On Wednesday, Judge Kathlene Gosselin became the latest judge to be assigned to hear a portion of Dickie’s case, after a pingpong ball with her number dropped from a rotating wire basket.
The unusual "Bingo machine" method of randomly assigning a judge was used for the second time since prosecutors filed notice of intent to seek the death penalty against Dickie in 2007.
Dickie, 20, is charged with kidnapping, rape and murder in the August 2007 stabbing death of Claudia Toppin.
The case grew more complex after Dickie’s lawyers moved for the removal of Judge Jason Deal, the first judge to be assigned the case via pingpong ball. Attorneys claimed Deal called into question his impartiality in the case when he attached jail disciplinary reports to an order for Dickie to undergo a mental evaluation for competency to stand trial.
Earlier this month, a visiting judge from Stephens County decided that Deal should remain on the case, except in matters
concerning Dickie’s competency.
On Wednesday, Dickie’s lawyer, Doug Ramseur, argued that pretrial motions in the case couldn’t go forward until Deal’s order for a mental evaluation of his client was addressed, something visiting superior court judge E.H. "Bucky" Woods never did.

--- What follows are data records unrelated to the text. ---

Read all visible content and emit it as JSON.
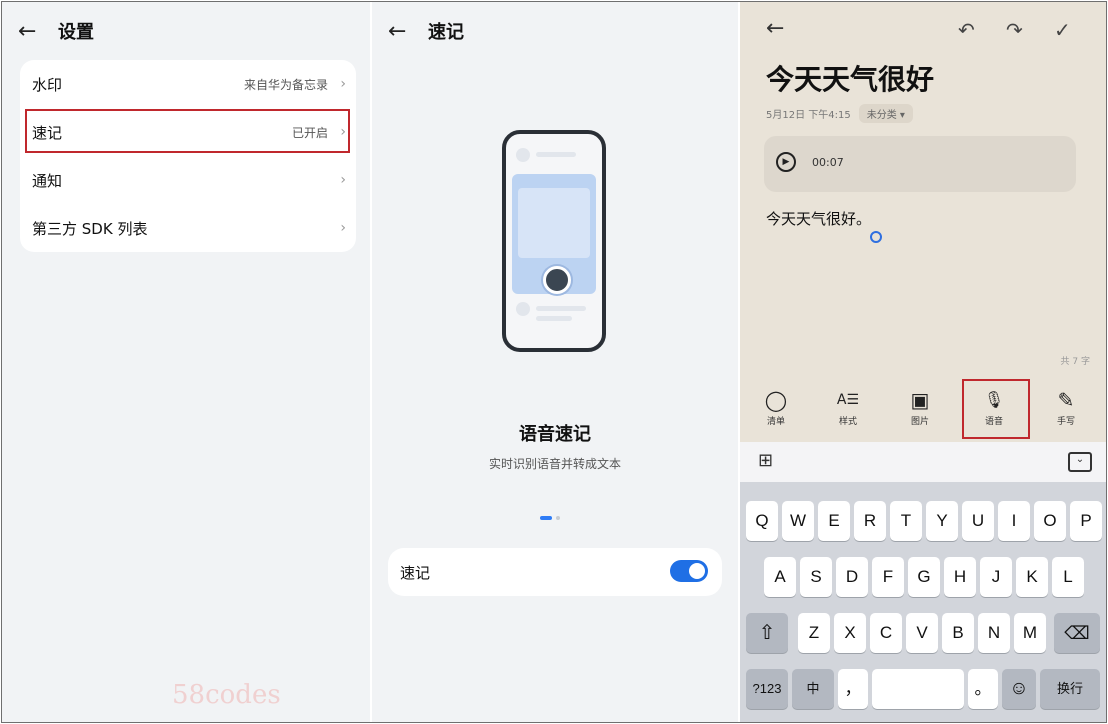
{
  "settings": {
    "back_glyph": "←",
    "title": "设置",
    "rows": [
      {
        "label": "水印",
        "value": "来自华为备忘录",
        "chevron": "›"
      },
      {
        "label": "速记",
        "value": "已开启",
        "chevron": "›"
      },
      {
        "label": "通知",
        "value": "",
        "chevron": "›"
      },
      {
        "label": "第三方 SDK 列表",
        "value": "",
        "chevron": "›"
      }
    ],
    "highlight_color": "#c0282d"
  },
  "quicknote": {
    "back_glyph": "←",
    "title": "速记",
    "feature_title": "语音速记",
    "feature_subtitle": "实时识别语音并转成文本",
    "toggle_label": "速记",
    "toggle_on": true,
    "accent": "#1f6fe5"
  },
  "editor": {
    "back_glyph": "←",
    "undo_glyph": "↶",
    "redo_glyph": "↷",
    "done_glyph": "✓",
    "note_title": "今天天气很好",
    "date": "5月12日 下午4:15",
    "category": "未分类 ▾",
    "audio_time": "00:07",
    "play_glyph": "▶",
    "body": "今天天气很好。",
    "word_count": "共 7 字",
    "tools": [
      {
        "icon": "◯",
        "label": "清单"
      },
      {
        "icon": "A☰",
        "label": "样式"
      },
      {
        "icon": "▣",
        "label": "图片"
      },
      {
        "icon": "🎙",
        "label": "语音"
      },
      {
        "icon": "✎",
        "label": "手写"
      }
    ]
  },
  "keyboard": {
    "grid_glyph": "⊞",
    "collapse_glyph": "⌄",
    "row1": [
      "Q",
      "W",
      "E",
      "R",
      "T",
      "Y",
      "U",
      "I",
      "O",
      "P"
    ],
    "row2": [
      "A",
      "S",
      "D",
      "F",
      "G",
      "H",
      "J",
      "K",
      "L"
    ],
    "row3": [
      "Z",
      "X",
      "C",
      "V",
      "B",
      "N",
      "M"
    ],
    "shift_glyph": "⇧",
    "delete_glyph": "⌫",
    "num_key": "?123",
    "lang_key": "中",
    "comma_key": "，",
    "period_key": "。",
    "emoji_glyph": "☺",
    "enter_key": "换行"
  },
  "watermark": "58codes"
}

That prompted Deal to ask Hall County Chief Superior Court Judge Andy Fuller to take his place on the bench in Wednesday’s hearing and decide what to do next. Fuller in turn asked Hall County Clerk of Court Charles Baker to bring the hand-cranked Bingo machine to the courtroom.
Gosselin’s role in the case is likely to be limited. She will likely be asked how to proceed with Deal’s order for mental evaluation, an order the defense felt was unnecessary. Dickie’s attorneys have not made his competency to stand trial an issue, and last year he refused to participate in the court-ordered mental evaluation.
The musical chairs with judges takes place before lawyers can get down to the business of arguing dozens of routine pretrial motions that must be heard and decided before the case reaches a jury.
"I don’t think we can go forward with any proceedings before the issue is resolved," Ramseur said during Wednesday’s hearing. "We’re trying to make sure the record is as clean as possible and that we handle things in the appropriate order."
District Attorney Lee Darragh said while he was "very, very reluctant to do anything to cause further delay in this case," he agreed that Deal’s evaluation order had to be addressed.
"I regret that, because I think this case needs to move forward," Darragh said.